La mera presencia del virus no basta, por tanto, para demostrar que vaya a provocar necesariamente una mortalidad masiva. Constituye más bien un indicador que debe analizarse conjuntamente con la temperatura del agua, los niveles de oxigenación, el estado fisiológico de los peces y otras presiones ambientales.

El interés de una detección preventiva radica, sobre todo, en el peso que tiene la sardina en la pesca costera y en la industria conservera marroquí. Una mortalidad importante, aunque estuviera localizada, podría reducir el suministro a las conserveras, intensificar la competencia entre destinos comerciales y elevar los costes unitarios. Los pescadores también quedarían expuestos a una reducción de las capturas, mientras que los industriales tendrían que decidir entre ralentizar sus líneas de producción, diversificar sus fuentes de suministro o recurrir a importaciones adicionales.

La vulnerabilidad se ve reforzada por una evolución del valor de las capturas menos dinámica que la de los volúmenes.
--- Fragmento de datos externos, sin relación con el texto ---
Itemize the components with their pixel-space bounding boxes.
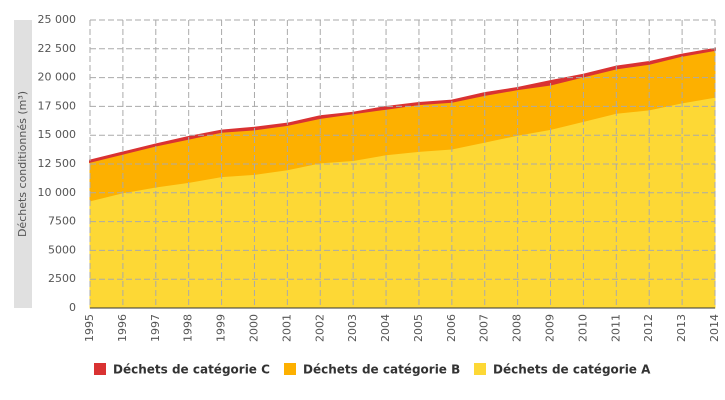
legend-swatch <box>474 363 486 375</box>
y-tick-label: 25 000 <box>38 13 77 26</box>
x-tick-label: 2006 <box>445 314 458 342</box>
x-tick-label: 1997 <box>149 314 162 342</box>
y-tick-label: 15 000 <box>38 128 77 141</box>
x-tick-label: 1998 <box>182 314 195 342</box>
x-tick-label: 1995 <box>83 314 96 342</box>
x-tick-label: 1996 <box>116 314 129 342</box>
axis-label-box <box>14 20 32 308</box>
y-tick-label: 5000 <box>48 243 76 256</box>
legend-swatch <box>284 363 296 375</box>
x-tick-label: 1999 <box>215 314 228 342</box>
y-tick-label: 10 000 <box>38 186 77 199</box>
x-tick-label: 2002 <box>313 314 326 342</box>
legend-label: Déchets de catégorie C <box>113 363 270 377</box>
y-axis-label: Déchets conditionnés (m³) <box>16 91 29 237</box>
y-tick-label: 2500 <box>48 272 76 285</box>
y-tick-label: 12 500 <box>38 157 77 170</box>
x-tick-label: 2003 <box>346 314 359 342</box>
x-tick-label: 2001 <box>280 314 293 342</box>
x-tick-label: 2010 <box>576 314 589 342</box>
y-tick-label: 7500 <box>48 215 76 228</box>
legend-swatch <box>94 363 106 375</box>
x-tick-label: 2005 <box>412 314 425 342</box>
y-tick-label: 0 <box>69 301 76 314</box>
y-tick-label: 22 500 <box>38 42 77 55</box>
x-tick-label: 2007 <box>478 314 491 342</box>
x-tick-label: 2013 <box>675 314 688 342</box>
y-tick-label: 17 500 <box>38 99 77 112</box>
x-tick-label: 2009 <box>544 314 557 342</box>
legend-label: Déchets de catégorie B <box>303 363 460 377</box>
x-tick-label: 2014 <box>708 314 721 342</box>
x-tick-label: 2004 <box>379 314 392 342</box>
x-tick-label: 2011 <box>609 314 622 342</box>
x-tick-label: 2000 <box>247 314 260 342</box>
y-tick-label: 20 000 <box>38 71 77 84</box>
x-tick-label: 2008 <box>511 314 524 342</box>
x-tick-label: 2012 <box>642 314 655 342</box>
legend-label: Déchets de catégorie A <box>493 363 651 377</box>
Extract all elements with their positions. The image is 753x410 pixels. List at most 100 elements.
Según la nota de coyuntura de agosto de 2026 del Ministerio de Economía y Finanzas, los desembarques de pescado pelágico aumentaron un 10,6% en volumen hasta finales de julio, pero su valor solo creció un 1,1%. Esta diferencia equivale a una caída de aproximadamente el 8,6% en el valor medio por tonelada.

Una perturbación biológica llegaría así a un mercado en el que el aumento de las capturas no se traduce proporcionalmente en mayores ingresos. El riesgo económico no residiría únicamente en una eventual reducción de los volúmenes. También afectaría a la regularidad del suministro, los costes de selección y análisis, la confianza de los compradores y la capacidad de las empresas para cumplir sus contratos.